Düz mantık, devrimcilik inadından vazgeçiş için, abartmıyorum, yüzlerce gerekçe sunuyor bugün. Yine aynı düz mantık, sosyalizm projesinin beyhudeliğini besleyen, yeni kuşakların buraya kendiliğinden yönelmesini seçenek dışı bırakan bir dizi somut olgu da koyuyor ortaya. Mutlaklaştırılmış bir sistemin bütün arazlarının, yine o sistemin çerçevesinde, bazı yamalar, değişiklikler yoluyla çözülmesini talep etmenin ötesinde, bir bütün olarak reddiyesini içeren çizginin yeniden gündeme gelmesinde, bu koşullara iradi olarak direnmek, bu yüzden büyük önem taşıyor.

1975'te, "dibi kum, dibi çakıl, dibi balçık her suya" vuran bir ay ışığı vardı. Koşullar, politizasyonu hızlandırıyor, bütün sosyal katmanları kuşatıyordu. Ne kadar sağlıklı olduğu tartışılabilir kuşkusuz, ama, birkaç yıl sonra, büyük oranda kofluğu, şişikliği ortaya çıkacak olsa bile, kendiliğinden bir akış içinde bile kitleselleşebiliyordu sosyalist akımlar.

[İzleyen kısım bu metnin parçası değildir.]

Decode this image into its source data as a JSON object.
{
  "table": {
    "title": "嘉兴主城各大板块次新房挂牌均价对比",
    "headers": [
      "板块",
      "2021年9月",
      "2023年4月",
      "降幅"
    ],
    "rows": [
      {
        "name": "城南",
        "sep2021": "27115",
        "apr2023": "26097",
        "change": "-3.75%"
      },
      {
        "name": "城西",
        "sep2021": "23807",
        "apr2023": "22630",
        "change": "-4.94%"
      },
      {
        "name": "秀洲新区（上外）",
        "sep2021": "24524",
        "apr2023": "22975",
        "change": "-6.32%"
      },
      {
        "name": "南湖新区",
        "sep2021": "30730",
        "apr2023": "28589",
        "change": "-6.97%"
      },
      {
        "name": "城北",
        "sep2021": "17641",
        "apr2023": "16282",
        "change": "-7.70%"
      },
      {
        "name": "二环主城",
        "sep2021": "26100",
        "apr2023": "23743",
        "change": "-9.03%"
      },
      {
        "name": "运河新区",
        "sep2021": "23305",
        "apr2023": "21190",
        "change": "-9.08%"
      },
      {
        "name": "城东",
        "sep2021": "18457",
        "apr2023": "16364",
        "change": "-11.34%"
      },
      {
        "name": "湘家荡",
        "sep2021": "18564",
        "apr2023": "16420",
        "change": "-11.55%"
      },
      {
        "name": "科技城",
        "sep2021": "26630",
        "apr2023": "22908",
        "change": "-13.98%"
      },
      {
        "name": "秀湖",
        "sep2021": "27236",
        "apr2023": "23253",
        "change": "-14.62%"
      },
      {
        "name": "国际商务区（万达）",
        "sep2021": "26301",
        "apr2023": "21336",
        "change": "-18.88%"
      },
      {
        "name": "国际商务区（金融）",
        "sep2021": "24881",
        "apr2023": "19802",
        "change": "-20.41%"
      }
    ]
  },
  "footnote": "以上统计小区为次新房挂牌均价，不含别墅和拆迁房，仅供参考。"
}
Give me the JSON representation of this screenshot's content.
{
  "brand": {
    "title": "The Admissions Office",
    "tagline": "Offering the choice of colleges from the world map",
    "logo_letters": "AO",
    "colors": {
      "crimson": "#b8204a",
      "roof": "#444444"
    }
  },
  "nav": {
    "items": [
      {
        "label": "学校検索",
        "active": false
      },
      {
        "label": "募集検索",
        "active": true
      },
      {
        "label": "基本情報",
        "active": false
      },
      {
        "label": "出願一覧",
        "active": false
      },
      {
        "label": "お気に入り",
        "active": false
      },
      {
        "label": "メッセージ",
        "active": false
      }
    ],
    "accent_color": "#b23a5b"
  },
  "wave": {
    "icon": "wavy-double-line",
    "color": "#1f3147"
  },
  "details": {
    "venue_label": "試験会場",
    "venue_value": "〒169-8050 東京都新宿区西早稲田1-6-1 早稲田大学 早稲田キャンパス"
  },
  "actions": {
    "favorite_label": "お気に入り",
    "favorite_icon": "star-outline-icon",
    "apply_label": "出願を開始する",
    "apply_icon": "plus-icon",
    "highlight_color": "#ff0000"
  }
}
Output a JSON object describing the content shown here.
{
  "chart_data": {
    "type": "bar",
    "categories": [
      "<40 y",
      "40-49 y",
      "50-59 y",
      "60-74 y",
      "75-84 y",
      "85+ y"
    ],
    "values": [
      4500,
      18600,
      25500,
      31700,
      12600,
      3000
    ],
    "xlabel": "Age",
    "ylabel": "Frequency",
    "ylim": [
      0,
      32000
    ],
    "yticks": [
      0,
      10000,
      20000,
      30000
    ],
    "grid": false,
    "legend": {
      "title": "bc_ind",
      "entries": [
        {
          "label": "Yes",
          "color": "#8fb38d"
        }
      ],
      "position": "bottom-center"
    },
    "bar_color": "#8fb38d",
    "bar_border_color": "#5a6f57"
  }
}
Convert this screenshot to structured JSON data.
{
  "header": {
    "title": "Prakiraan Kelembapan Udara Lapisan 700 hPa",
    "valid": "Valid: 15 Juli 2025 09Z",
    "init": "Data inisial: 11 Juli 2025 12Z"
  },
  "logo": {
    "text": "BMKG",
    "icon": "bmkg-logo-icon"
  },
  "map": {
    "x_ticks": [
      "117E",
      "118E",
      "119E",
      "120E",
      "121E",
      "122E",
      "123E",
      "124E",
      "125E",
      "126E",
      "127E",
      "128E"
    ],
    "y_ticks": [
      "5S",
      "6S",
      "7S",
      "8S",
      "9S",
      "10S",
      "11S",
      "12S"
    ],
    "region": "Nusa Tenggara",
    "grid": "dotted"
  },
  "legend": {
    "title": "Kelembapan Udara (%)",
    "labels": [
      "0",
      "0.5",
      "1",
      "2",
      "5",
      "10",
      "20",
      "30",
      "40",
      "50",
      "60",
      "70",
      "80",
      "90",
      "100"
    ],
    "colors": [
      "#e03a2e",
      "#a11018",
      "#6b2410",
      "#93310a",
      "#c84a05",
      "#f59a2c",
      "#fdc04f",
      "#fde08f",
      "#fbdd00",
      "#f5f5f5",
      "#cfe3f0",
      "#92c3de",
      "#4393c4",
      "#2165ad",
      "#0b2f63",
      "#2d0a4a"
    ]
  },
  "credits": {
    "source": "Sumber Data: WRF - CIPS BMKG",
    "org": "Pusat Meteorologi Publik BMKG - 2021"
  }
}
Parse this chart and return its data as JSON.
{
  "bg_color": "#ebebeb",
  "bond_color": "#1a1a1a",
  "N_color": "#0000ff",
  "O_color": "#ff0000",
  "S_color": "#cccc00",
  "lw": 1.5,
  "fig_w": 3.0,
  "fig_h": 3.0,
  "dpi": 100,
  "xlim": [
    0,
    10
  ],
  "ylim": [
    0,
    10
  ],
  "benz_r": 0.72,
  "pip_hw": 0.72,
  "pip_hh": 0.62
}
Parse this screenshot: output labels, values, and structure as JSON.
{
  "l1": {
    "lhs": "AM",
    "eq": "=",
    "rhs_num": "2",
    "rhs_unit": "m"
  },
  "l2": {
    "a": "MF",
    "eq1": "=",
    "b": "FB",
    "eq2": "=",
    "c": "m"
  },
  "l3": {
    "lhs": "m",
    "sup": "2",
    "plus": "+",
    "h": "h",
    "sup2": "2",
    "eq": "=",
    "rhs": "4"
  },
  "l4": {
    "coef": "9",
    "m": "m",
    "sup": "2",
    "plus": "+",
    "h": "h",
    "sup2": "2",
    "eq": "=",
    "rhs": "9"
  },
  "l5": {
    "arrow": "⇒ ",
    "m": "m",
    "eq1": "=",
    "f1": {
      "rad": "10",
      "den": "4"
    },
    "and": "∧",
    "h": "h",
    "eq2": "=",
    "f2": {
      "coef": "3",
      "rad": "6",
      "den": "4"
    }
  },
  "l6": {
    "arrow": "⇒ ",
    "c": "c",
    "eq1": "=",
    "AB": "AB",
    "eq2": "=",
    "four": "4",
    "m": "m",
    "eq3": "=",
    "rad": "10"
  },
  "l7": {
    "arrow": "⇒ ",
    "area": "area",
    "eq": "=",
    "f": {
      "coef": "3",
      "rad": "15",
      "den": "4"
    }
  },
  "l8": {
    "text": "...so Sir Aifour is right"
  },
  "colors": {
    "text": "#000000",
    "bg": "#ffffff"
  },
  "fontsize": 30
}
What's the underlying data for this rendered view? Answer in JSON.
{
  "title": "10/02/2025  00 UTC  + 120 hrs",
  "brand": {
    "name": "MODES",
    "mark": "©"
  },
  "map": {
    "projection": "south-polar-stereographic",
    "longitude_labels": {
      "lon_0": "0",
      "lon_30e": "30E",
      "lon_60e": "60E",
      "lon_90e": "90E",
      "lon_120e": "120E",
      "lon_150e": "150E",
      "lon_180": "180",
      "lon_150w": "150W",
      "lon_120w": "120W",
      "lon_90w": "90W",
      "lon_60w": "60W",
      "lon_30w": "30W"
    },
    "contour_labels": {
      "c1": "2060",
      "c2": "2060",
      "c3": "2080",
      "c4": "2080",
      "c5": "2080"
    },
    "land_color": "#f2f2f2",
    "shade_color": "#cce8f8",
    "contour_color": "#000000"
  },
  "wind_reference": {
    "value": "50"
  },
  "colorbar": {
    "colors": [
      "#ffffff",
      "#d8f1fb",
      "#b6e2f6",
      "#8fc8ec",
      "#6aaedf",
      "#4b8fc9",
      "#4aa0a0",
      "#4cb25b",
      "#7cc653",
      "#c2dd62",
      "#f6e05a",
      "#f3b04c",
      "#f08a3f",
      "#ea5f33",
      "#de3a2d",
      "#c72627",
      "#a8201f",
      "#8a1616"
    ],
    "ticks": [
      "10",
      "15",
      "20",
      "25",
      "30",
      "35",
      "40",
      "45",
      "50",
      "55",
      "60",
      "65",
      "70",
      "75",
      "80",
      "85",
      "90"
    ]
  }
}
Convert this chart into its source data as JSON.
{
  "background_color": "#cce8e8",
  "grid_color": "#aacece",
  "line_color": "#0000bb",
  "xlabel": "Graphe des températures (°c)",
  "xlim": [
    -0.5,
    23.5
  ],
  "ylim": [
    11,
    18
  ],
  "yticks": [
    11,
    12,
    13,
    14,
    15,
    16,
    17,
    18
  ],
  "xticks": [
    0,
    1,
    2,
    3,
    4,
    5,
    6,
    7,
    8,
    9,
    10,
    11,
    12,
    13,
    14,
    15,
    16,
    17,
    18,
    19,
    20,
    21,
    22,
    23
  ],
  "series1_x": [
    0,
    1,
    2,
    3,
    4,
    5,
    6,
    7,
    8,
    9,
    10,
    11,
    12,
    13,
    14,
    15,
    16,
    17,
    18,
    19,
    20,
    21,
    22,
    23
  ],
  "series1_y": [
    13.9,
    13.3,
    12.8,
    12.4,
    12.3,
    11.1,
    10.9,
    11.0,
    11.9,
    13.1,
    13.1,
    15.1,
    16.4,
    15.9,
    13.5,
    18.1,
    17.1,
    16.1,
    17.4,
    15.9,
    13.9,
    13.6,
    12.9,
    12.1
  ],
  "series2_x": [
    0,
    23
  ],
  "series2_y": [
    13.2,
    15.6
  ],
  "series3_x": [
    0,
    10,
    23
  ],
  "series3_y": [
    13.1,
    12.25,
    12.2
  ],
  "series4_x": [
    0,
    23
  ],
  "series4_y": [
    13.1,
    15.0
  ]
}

Eğrisiyle, doğrusuyla. O zaman, irade, bu yükselişin kalıcı bir hatta oturması yönünde kendisini gösteremedi, kabul.

Ama, bir tek yön, tartışma haricindedir. Bütün o hercümerç içinde, postula doğruydu: Bu dünya değişmeliydi, değiştirilebilirdi.

Bugün irade, bu doğrunun yeniden kitlesel bir eğilime dönüştürülmesi yönünde ortaya konuluyor ve çok daha fazla çaba istiyor. Biyolojiyle etiğin, mantıkla idealin, bugünle yarının cephe cepheye geldiği durumlar vardır. Türkiye, bu süreci yaşıyor.

Evet, vazgeçişlerin, umutsuzluğun, sistemden nasiplenmeciliğin, kırıntıya muhtaçlığın, değer satıp ulufe almanın, aptallaştırılmanın ülkesinde, bundan, öncü sınıfın da büyük oranda etkilendiği realitesinde, sosyalizmi somut bir seçenek olarak sistemin karşısına dikmek, ete kemiğe büründürmek. Akıntıya karşı durmak.

1975'e dönemeyiz, dönmeyelim. İşimiz, dünle değil, yarınla. Yarını, bugünün içinden çekip çıkaracağız. Zor. Zor, ama biz de zorluyuz. Bu nikbinlik değil, bu tarih bilinci. Bu dünya değişmeli. Bu dünya değişebilir. Bir zaman dilimi olarak değil, sosyalizmin her sokakta insanların karşısına çıktığı günler olarak götüreceğim Ahmet'i ilk gençliğimize... Zor. Ama, biz de zorluyuz!